WCF has extensive support for claims based security built into it, and it is documented very well in many books and online articles, blog posts, etc. Claims based authorization in WCF (although not limited to WCF) is in the System.IdentityModel namespace. Unfortunately, however, it seems that Microsoft’s newest, shiniest identity effort (Zermatt) is not backwards compatible with System.IdentityModel. In the discussion forum on the Connect Web site for Zermatt they even called systems based on the WCF 3.0 model Legacy. So…I’m not sure building new applications using System.IdentityModel would be very future proof.

Zermatt = Identity.NET

Microsoft has released to public beta a brand new framework code named Zermatt. Zermatt is billed as providing the .NET component libraries required to easily add robust claims based authorization and interoperable identity federation capabilities to your .NET based software, as well as making it a boilerplate experience to put together a custom Security Token Service, which is really quite something. Building an STS has not historically been a simple undertaking on the MS Platform thus far. There is a very good white paper on Zermatt which goes into some depth about all of these topics that I highly recommend reading. The big downer, though, is that the Zermatt SDK won’t install on XP. It requires Vista or a Windows Server OS. However, the Zermatt SDK looks so enticing, and promises to deliver powerful digital identity management to our software with such little effort, that it may be the carrot that spurs us to upgrade our development environment from XP to Vista (or Server 2008). One way or the other Zermatt is the future for identity management on the Microsoft platform, so if you don’t take a look at it now, you’ll be taking a look eventually.

Information Cards (eg CardSpace)

I didn’t end up getting into this aspect of the identity puzzle, but one of the major issues with the current state of identity management is the proliferation of passwords and the general weakness of the username/password concept itself. Identity Selectors were invented to solve this problem, and provide a highly secure, certificate based approach to authentication that supports the claims based model and eliminates the need for using usernames and passwords entirely ( as long as all the systems you use accept cards ). Information Card’s (such as those provided by the CardSpace technology) can be issued by Identity Providers and accepted by Relying Parties. Alternatively, self issued Identity Card’s can be directly accepted by relying parties in lieu of a username/password. You can read about CardSpace here.

OpenID, OAuth

On the consumer end of things, OpenID provides an open standard that can be used by public facing web sites to allow users to centralize their identity management.

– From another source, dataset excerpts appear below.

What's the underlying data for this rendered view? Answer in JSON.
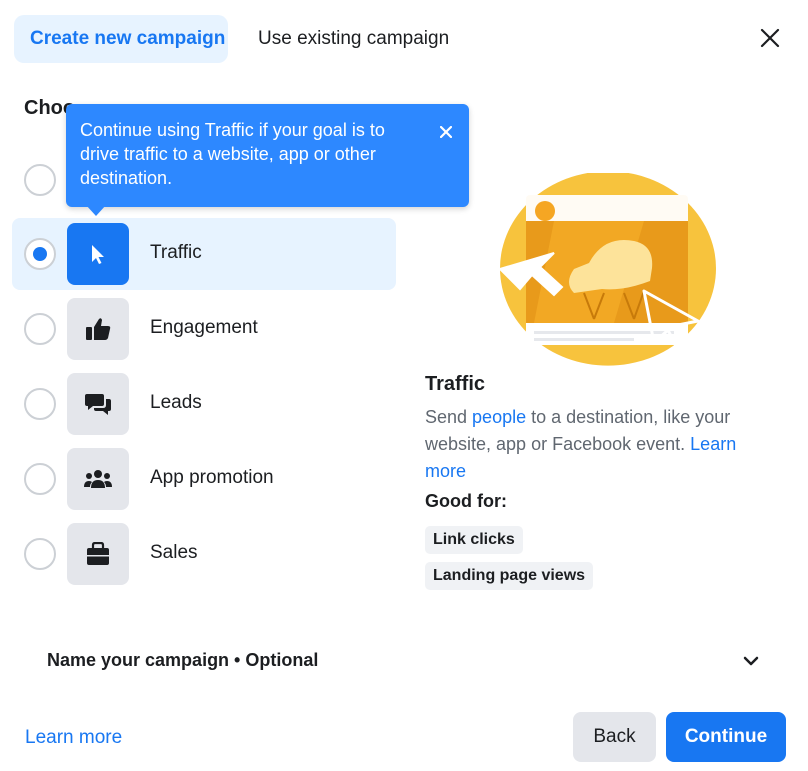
{
  "tabs": {
    "create_label": "Create new campaign",
    "existing_label": "Use existing campaign"
  },
  "section": {
    "title_visible": "Choo"
  },
  "tooltip": {
    "text": "Continue using Traffic if your goal is to drive traffic to a website, app or other destination."
  },
  "objectives": [
    {
      "label": "",
      "icon": "hidden-icon",
      "selected": false
    },
    {
      "label": "Traffic",
      "icon": "cursor-icon",
      "selected": true
    },
    {
      "label": "Engagement",
      "icon": "thumbs-up-icon",
      "selected": false
    },
    {
      "label": "Leads",
      "icon": "chat-bubbles-icon",
      "selected": false
    },
    {
      "label": "App promotion",
      "icon": "people-icon",
      "selected": false
    },
    {
      "label": "Sales",
      "icon": "shopping-bag-icon",
      "selected": false
    }
  ],
  "detail": {
    "title": "Traffic",
    "desc_start": "Send ",
    "desc_link": "people",
    "desc_mid": " to a destination, like your website, app or Facebook event. ",
    "desc_learn": "Learn more",
    "good_for": "Good for:",
    "chips": [
      "Link clicks",
      "Landing page views"
    ]
  },
  "name_campaign": {
    "label": "Name your campaign • Optional"
  },
  "footer": {
    "learn_more": "Learn more",
    "back": "Back",
    "continue": "Continue"
  },
  "colors": {
    "accent": "#1877f2",
    "tooltip_bg": "#2d88ff",
    "selected_bg": "#e7f3ff",
    "illustration_yellow": "#f7c33d"
  }
}
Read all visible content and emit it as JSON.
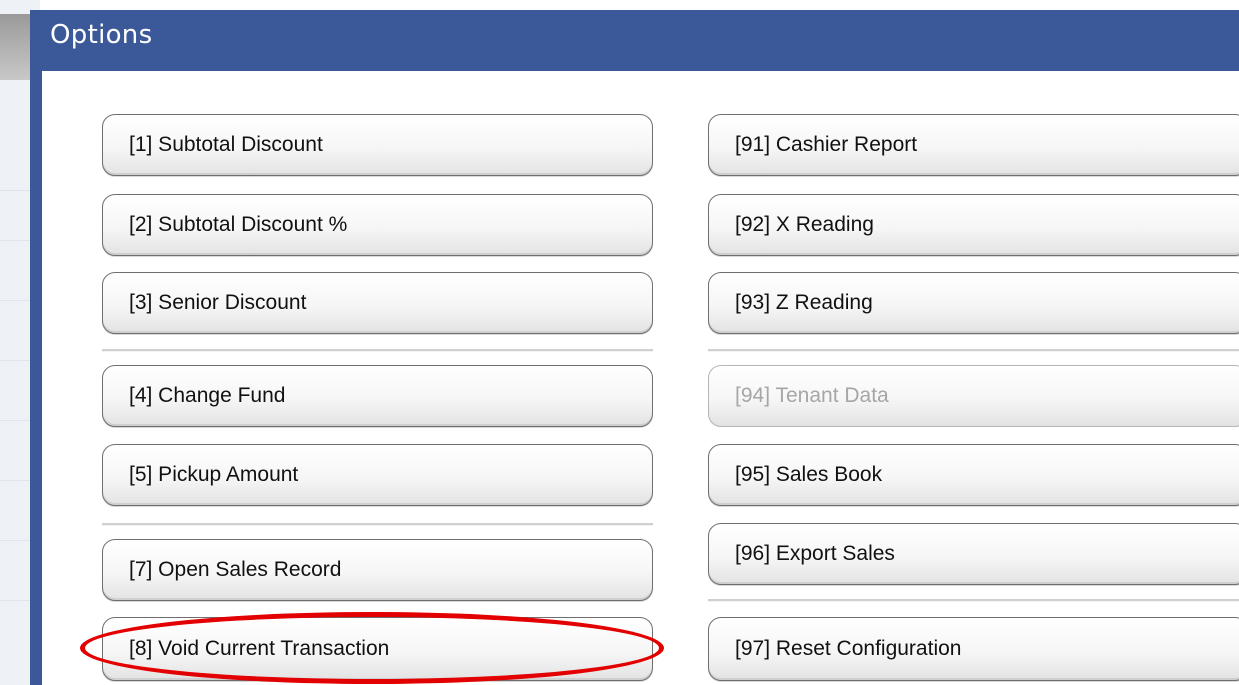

Similar in concept to the original Windows Passport concept (you can still use Live ID, the Passport successor, if you like) Open ID and similar standards allow you to design your application to delegate authentication of users to third party servers who you elect to trust. This is a gift to your users because they can manage a much reduced quantity of digital identities, have one place to manage username / passwords and change them if they become compromised, and more or less maintain more control over their online information. OAuth is a similarly open standard for centralizing authorization to open APIs and other web services to allow applications to create mash-ups of users data without having to ask the user for credentials for each service they wish to use in the mashup. I don’t work on consumer software, so my knowledge of these technologies is limited, but if you are working on public facing software OpenID and OAuth are probably where you want to put the tip of the Identity chisel.

So there you have it folks. Let me know if I’ve forgotten any major pieces of the puzzle. There wasn’t room in this post for the list of links, so I’ll follow up shortly with those.